Sunday, April 1, 2012

The all-nighter

1983 - I worked night shifts at the Women's
Although I haven't seen this one listed in midwifery skills or competencies, it's a reality for any midwife who accepts bookings from individual women. In order to be 'with woman', I need to be with her on her time-table, and that often means missing a night's sleep. As a labour progresses and the woman accepts the diminished activity of her front-brain, environmental distractions are also minimised.

Picture the scene: dim light, a warm glow from the wood burnt low in the fireplace, and a woman labouring on her knees in an inflatable plastic birth pool. She moans softly and moves her bottom in big slow circles as contractions ebb and flow, then rests her head on her arms, eyes closed, re-entering her resting state without comment or any record being made. Someone is near her - sitting quietly and also dropping off to sleep from time to time. Other members of the birthing team are similarly occupying couches or chairs, through minutes or hours of the night. Then the labour changes, and everyone is aroused, refreshed, and I am ready to complete my part of the work at hand.

Another scene is a hospital birthing room. Again, lighting is reduced and all is quiet. The labouring woman, and her husband, are sleeping. She has laboured with slow progress, and when she lies down, the interval between her contractions increases greatly. She needs to replenish her energy reserves before the next bout of active labour. I am resting on a chair, eyes closed, dropping into sleep as is evidenced by an occasional snore! I am also very weary.
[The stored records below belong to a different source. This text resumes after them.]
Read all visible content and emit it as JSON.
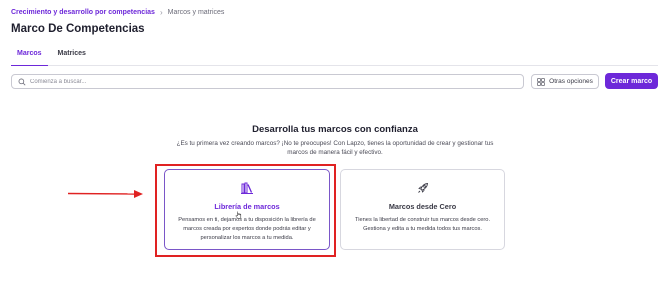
{
  "breadcrumb": {
    "parent": "Crecimiento y desarrollo por competencias",
    "separator_icon": "chevron-right-icon",
    "current": "Marcos y matrices"
  },
  "page": {
    "title": "Marco De Competencias"
  },
  "tabs": [
    {
      "label": "Marcos",
      "active": true
    },
    {
      "label": "Matrices",
      "active": false
    }
  ],
  "search": {
    "placeholder": "Comienza a buscar...",
    "value": "",
    "icon": "search-icon"
  },
  "toolbar": {
    "options_label": "Otras opciones",
    "options_icon": "grid-icon",
    "create_label": "Crear marco"
  },
  "intro": {
    "headline": "Desarrolla tus marcos con confianza",
    "subtext": "¿Es tu primera vez creando marcos? ¡No te preocupes! Con Lapzo, tienes la oportunidad de crear y gestionar tus marcos de manera fácil y efectivo."
  },
  "cards": [
    {
      "title": "Librería de marcos",
      "icon": "library-books-icon",
      "description": "Pensamos en ti, dejamos a tu disposición la librería de marcos creada por expertos donde podrás editar y personalizar los marcos a tu medida."
    },
    {
      "title": "Marcos desde Cero",
      "icon": "rocket-icon",
      "description": "Tienes la libertad de construir tus marcos desde cero. Gestiona y edita a tu medida todos tus marcos."
    }
  ],
  "colors": {
    "accent": "#6d28d9",
    "annotation_red": "#e02222",
    "text": "#1f1f2e",
    "border": "#c9c9d2"
  }
}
I know that the fetal head is high because the labour is so positional - strong when mother is upright, and slow when the weight of the womb is taken away from the cervix and the birth canal.

Today I am reflecting on the way a woman and midwife navigate the night-time terrain, because I have come from an all-nighter last night.  The ability to rest and re-charge as the night progresses is essential for both mother and midwife.
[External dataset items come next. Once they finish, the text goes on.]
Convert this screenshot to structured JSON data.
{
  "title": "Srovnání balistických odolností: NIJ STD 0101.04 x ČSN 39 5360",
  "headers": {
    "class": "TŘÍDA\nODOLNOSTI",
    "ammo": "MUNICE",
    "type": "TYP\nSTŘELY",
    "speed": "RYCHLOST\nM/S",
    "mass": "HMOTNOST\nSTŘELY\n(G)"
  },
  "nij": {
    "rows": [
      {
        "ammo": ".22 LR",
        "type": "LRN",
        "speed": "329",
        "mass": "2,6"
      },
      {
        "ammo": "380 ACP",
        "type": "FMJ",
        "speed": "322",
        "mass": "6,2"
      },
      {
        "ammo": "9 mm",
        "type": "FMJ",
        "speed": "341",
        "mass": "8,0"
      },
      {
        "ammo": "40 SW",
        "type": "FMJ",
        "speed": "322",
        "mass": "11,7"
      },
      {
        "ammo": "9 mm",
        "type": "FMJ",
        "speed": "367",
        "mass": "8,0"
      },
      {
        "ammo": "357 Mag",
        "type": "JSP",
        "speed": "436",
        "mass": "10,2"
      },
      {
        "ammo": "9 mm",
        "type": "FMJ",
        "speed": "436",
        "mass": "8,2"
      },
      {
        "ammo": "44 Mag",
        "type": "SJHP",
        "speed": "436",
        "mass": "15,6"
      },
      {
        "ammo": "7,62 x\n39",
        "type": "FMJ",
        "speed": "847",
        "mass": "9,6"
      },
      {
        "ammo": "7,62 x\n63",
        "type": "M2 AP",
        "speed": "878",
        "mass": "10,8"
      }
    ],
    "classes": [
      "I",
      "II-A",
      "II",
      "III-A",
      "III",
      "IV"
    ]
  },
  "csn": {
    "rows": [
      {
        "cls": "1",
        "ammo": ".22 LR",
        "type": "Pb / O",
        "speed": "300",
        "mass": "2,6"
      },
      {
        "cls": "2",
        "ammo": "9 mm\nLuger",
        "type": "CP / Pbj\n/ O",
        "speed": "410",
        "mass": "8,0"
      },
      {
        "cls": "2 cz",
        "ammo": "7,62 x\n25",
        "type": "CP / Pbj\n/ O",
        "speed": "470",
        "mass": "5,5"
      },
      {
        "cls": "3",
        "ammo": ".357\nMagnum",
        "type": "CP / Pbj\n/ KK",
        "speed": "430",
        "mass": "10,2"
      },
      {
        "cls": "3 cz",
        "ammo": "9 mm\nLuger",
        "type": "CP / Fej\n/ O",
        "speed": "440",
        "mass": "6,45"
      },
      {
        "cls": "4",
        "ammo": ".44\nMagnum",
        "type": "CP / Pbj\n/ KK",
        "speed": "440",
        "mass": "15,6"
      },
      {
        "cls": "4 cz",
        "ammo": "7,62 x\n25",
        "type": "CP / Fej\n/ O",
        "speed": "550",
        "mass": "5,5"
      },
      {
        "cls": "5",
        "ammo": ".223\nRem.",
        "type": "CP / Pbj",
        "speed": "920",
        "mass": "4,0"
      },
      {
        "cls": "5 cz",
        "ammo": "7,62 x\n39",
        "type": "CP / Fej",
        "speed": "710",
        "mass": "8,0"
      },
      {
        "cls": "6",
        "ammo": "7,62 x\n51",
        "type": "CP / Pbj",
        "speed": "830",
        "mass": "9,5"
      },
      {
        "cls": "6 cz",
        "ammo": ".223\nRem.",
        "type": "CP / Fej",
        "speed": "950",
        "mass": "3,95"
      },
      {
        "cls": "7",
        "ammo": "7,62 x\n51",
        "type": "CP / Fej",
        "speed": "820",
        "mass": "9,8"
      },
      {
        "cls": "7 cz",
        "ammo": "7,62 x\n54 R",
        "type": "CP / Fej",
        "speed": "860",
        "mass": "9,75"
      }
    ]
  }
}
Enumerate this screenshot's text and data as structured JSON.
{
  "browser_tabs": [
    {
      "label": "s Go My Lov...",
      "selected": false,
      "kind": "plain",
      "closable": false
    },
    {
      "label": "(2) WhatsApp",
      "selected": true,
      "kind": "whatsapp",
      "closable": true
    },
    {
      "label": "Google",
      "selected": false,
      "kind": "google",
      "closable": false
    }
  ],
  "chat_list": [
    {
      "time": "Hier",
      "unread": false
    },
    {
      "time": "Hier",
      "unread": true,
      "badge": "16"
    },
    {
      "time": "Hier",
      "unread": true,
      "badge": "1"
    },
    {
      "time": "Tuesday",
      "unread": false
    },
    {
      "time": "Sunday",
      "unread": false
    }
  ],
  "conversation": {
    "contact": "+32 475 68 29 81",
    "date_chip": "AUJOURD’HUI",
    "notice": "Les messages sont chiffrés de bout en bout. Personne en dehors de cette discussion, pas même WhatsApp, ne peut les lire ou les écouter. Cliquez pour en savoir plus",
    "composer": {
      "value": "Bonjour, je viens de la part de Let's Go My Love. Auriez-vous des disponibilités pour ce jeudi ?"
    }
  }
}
When I worked night shifts in midwifery it would have been unthinkable to admit to falling asleep on the job.  If a woman in my care was having a sleep I would have plenty of other jobs to attend to, or perhaps it would be time for meal break.  Of course tiredness was an issue, especially on the first night, and especially in the 'wee hours', somewhere between 2 and 4 am, when everything and everyone went quiet.  But these days, working in partnership with individual women, it's the norm, and I believe it's the right thing to do.  My body and mind accompany the woman through the phases and stages of labour.